I predicted last week that the appearance of a 2009 video in which Rand Paul basically accused Dick Cheney of launching the Iraq War to fatten Halliburton’s profits would represent the beginning of the end of Paul’s presidential aspirations. Neocon fulminations aside, the marginalization of Paul the Younger by non-libertarian movement conservatives is already moving right along. But it’s interesting that one of today’s burials, by National Review‘s Rich Lowry, adopts a tone more of indulgent derision than of thundering condemnation:
In his dark suspicions about Cheney, Paul is effectively to the left of most mainstream Democrats, who may disagree with and even hate the former vice president but don’t think he supported a major war as a favor to his erstwhile company. Paul’s belief that the Iraq War may have been about padding a corporate bottom line echoes charges of “war profiteering” that have been a staple of the Left.

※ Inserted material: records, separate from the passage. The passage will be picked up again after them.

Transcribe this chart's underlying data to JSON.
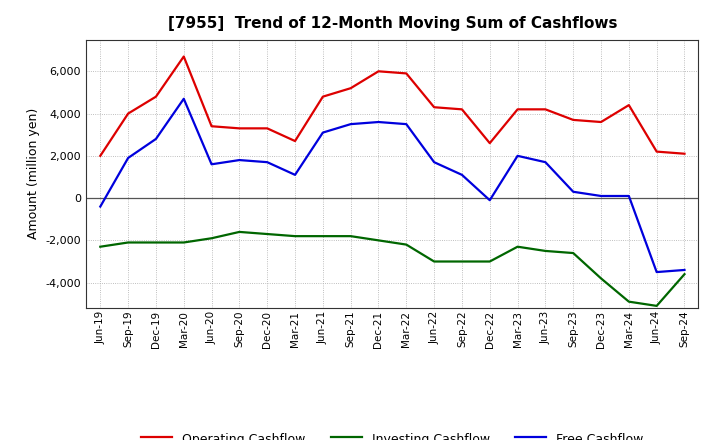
{
  "title": "[7955]  Trend of 12-Month Moving Sum of Cashflows",
  "ylabel": "Amount (million yen)",
  "xlabels": [
    "Jun-19",
    "Sep-19",
    "Dec-19",
    "Mar-20",
    "Jun-20",
    "Sep-20",
    "Dec-20",
    "Mar-21",
    "Jun-21",
    "Sep-21",
    "Dec-21",
    "Mar-22",
    "Jun-22",
    "Sep-22",
    "Dec-22",
    "Mar-23",
    "Jun-23",
    "Sep-23",
    "Dec-23",
    "Mar-24",
    "Jun-24",
    "Sep-24"
  ],
  "operating": [
    2000,
    4000,
    4800,
    6700,
    3400,
    3300,
    3300,
    2700,
    4800,
    5200,
    6000,
    5900,
    4300,
    4200,
    2600,
    4200,
    4200,
    3700,
    3600,
    4400,
    2200,
    2100
  ],
  "investing": [
    -2300,
    -2100,
    -2100,
    -2100,
    -1900,
    -1600,
    -1700,
    -1800,
    -1800,
    -1800,
    -2000,
    -2200,
    -3000,
    -3000,
    -3000,
    -2300,
    -2500,
    -2600,
    -3800,
    -4900,
    -5100,
    -3600
  ],
  "free": [
    -400,
    1900,
    2800,
    4700,
    1600,
    1800,
    1700,
    1100,
    3100,
    3500,
    3600,
    3500,
    1700,
    1100,
    -100,
    2000,
    1700,
    300,
    100,
    100,
    -3500,
    -3400
  ],
  "operating_color": "#dd0000",
  "investing_color": "#006600",
  "free_color": "#0000dd",
  "bg_color": "#ffffff",
  "plot_bg_color": "#ffffff",
  "grid_color": "#aaaaaa",
  "ylim": [
    -5200,
    7500
  ],
  "yticks": [
    -4000,
    -2000,
    0,
    2000,
    4000,
    6000
  ],
  "legend_labels": [
    "Operating Cashflow",
    "Investing Cashflow",
    "Free Cashflow"
  ]
}
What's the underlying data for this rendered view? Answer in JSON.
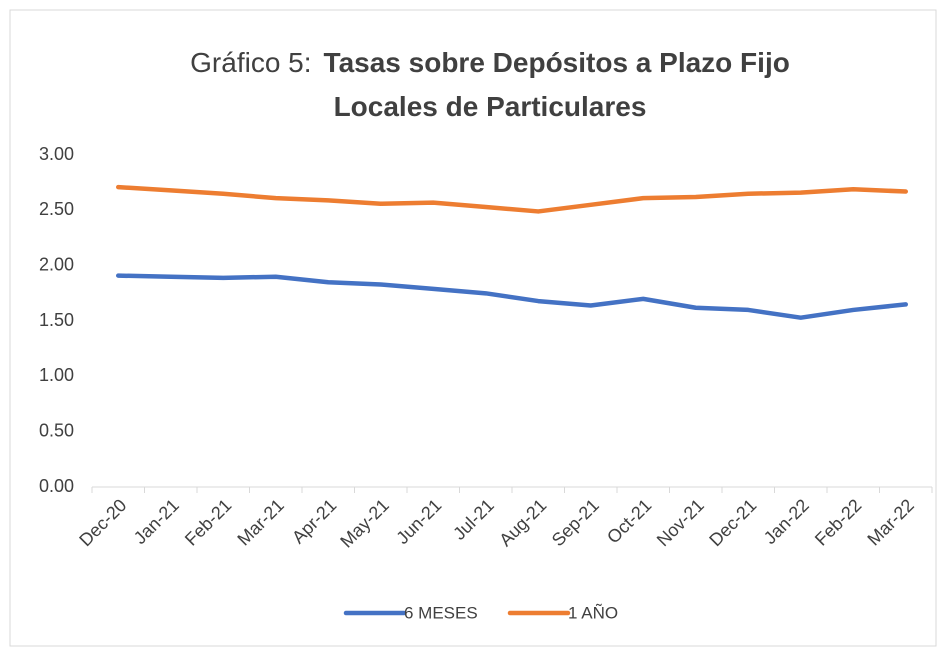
{
  "chart_data": {
    "type": "line",
    "title": [
      "Gráfico 5:",
      "Tasas sobre Depósitos a Plazo Fijo",
      "Locales de Particulares"
    ],
    "categories": [
      "Dec-20",
      "Jan-21",
      "Feb-21",
      "Mar-21",
      "Apr-21",
      "May-21",
      "Jun-21",
      "Jul-21",
      "Aug-21",
      "Sep-21",
      "Oct-21",
      "Nov-21",
      "Dec-21",
      "Jan-22",
      "Feb-22",
      "Mar-22"
    ],
    "series": [
      {
        "name": "6 MESES",
        "color": "#4472c4",
        "values": [
          1.91,
          1.9,
          1.89,
          1.9,
          1.85,
          1.83,
          1.79,
          1.75,
          1.68,
          1.64,
          1.7,
          1.62,
          1.6,
          1.53,
          1.6,
          1.65
        ]
      },
      {
        "name": "1 AÑO",
        "color": "#ed7d31",
        "values": [
          2.71,
          2.68,
          2.65,
          2.61,
          2.59,
          2.56,
          2.57,
          2.53,
          2.49,
          2.55,
          2.61,
          2.62,
          2.65,
          2.66,
          2.69,
          2.67
        ]
      }
    ],
    "ylim": [
      0,
      3
    ],
    "yticks": [
      {
        "value": 0,
        "label": "0.00"
      },
      {
        "value": 0.5,
        "label": "0.50"
      },
      {
        "value": 1,
        "label": "1.00"
      },
      {
        "value": 1.5,
        "label": "1.50"
      },
      {
        "value": 2,
        "label": "2.00"
      },
      {
        "value": 2.5,
        "label": "2.50"
      },
      {
        "value": 3,
        "label": "3.00"
      }
    ],
    "legend": "bottom"
  }
}
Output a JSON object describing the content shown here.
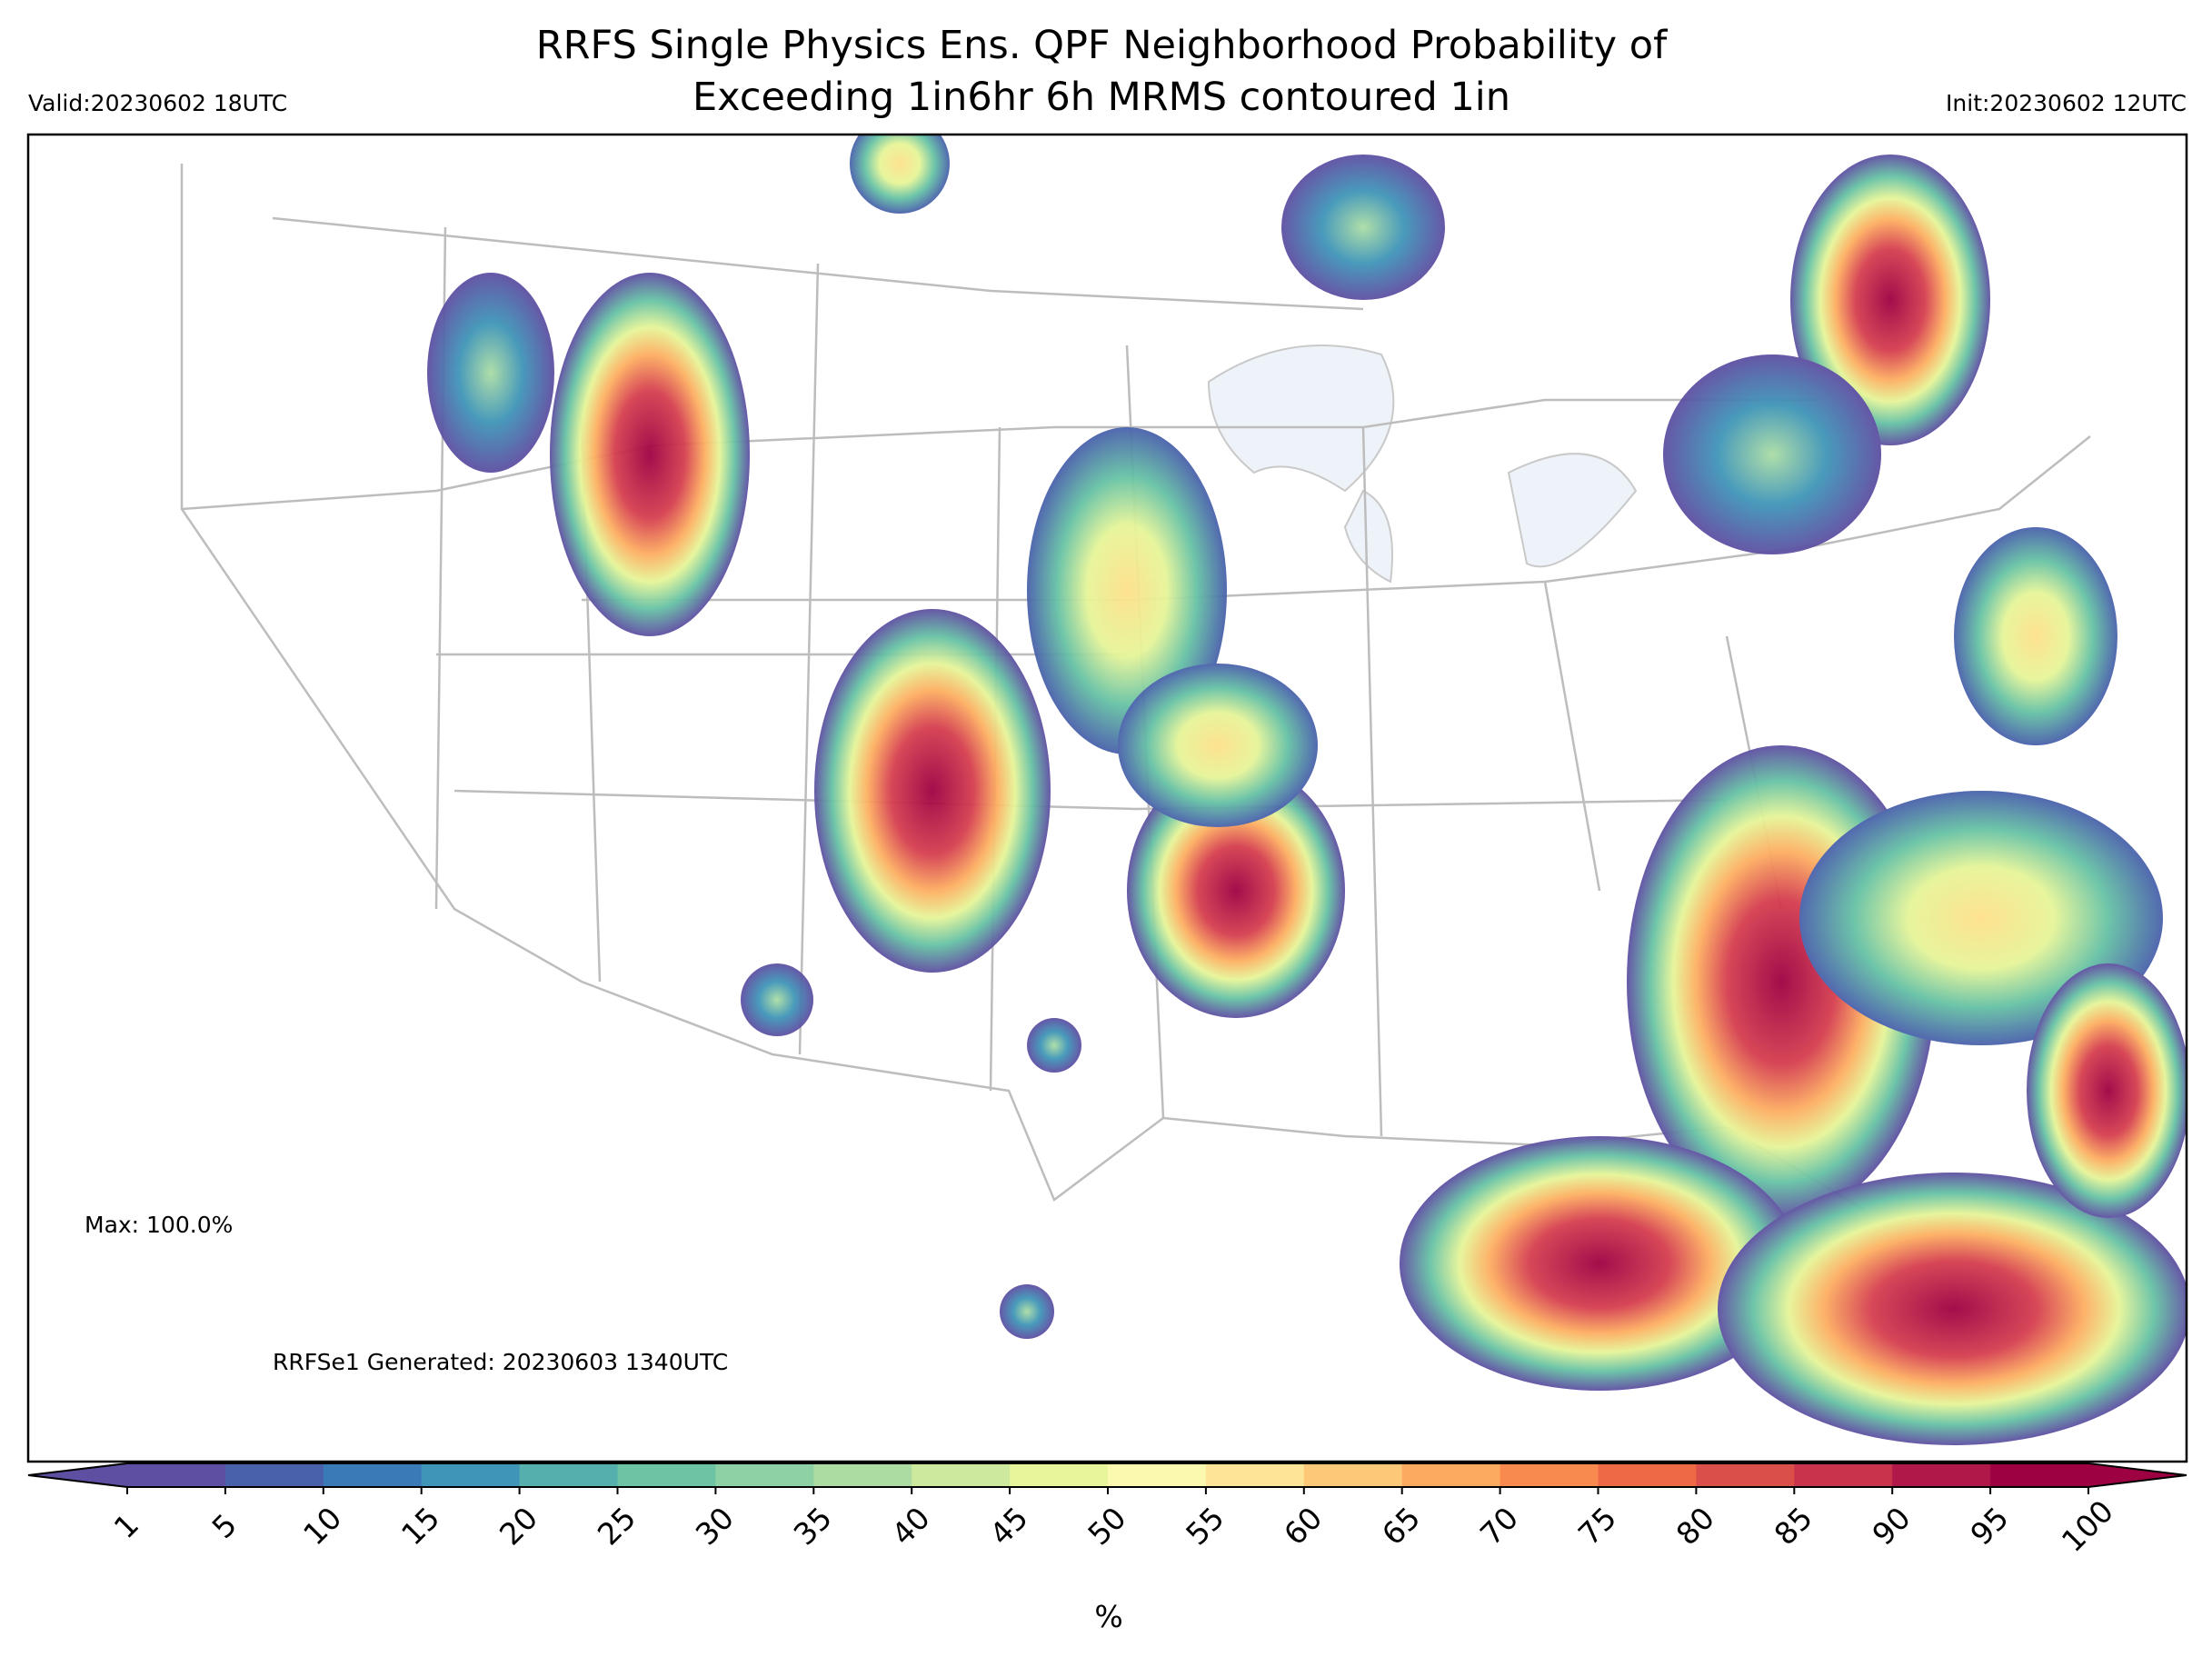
{
  "header": {
    "title_line1": "RRFS Single Physics Ens. QPF Neighborhood Probability of",
    "title_line2": "Exceeding 1in6hr 6h MRMS contoured 1in",
    "valid": "Valid:20230602 18UTC",
    "init": "Init:20230602 12UTC"
  },
  "annotations": {
    "max": "Max: 100.0%",
    "generated": "RRFSe1 Generated: 20230603 1340UTC"
  },
  "colorbar": {
    "ticks": [
      1,
      5,
      10,
      15,
      20,
      25,
      30,
      35,
      40,
      45,
      50,
      55,
      60,
      65,
      70,
      75,
      80,
      85,
      90,
      95,
      100
    ],
    "colors": [
      "#5e4fa2",
      "#4961ab",
      "#3a7bb7",
      "#3f95b8",
      "#55afac",
      "#6cc4a4",
      "#8ed1a4",
      "#addca2",
      "#cce99e",
      "#e8f59b",
      "#fbf8b0",
      "#fee496",
      "#fdc978",
      "#fcaa5f",
      "#f88a50",
      "#ee6a45",
      "#db4f4a",
      "#c9334c",
      "#b0184a",
      "#9e0142"
    ],
    "under_color": "#5e4fa2",
    "over_color": "#9e0142",
    "unit": "%"
  }
}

Rand Paul is a good-natured, thoughtful, and creative politician, and the GOP benefits from having such a high-profile figure who doesn’t look or feel like a typical Republican. But he will soon be running for an office where your view of the world matters profoundly, and his instincts sometimes seem more appropriate to a dorm-room bull session than the Situation Room.
In other words: Paul is fine for the Senate, but not the White House. It’s a calculatedly soft veto of Paul, but it’s a veto nonetheless.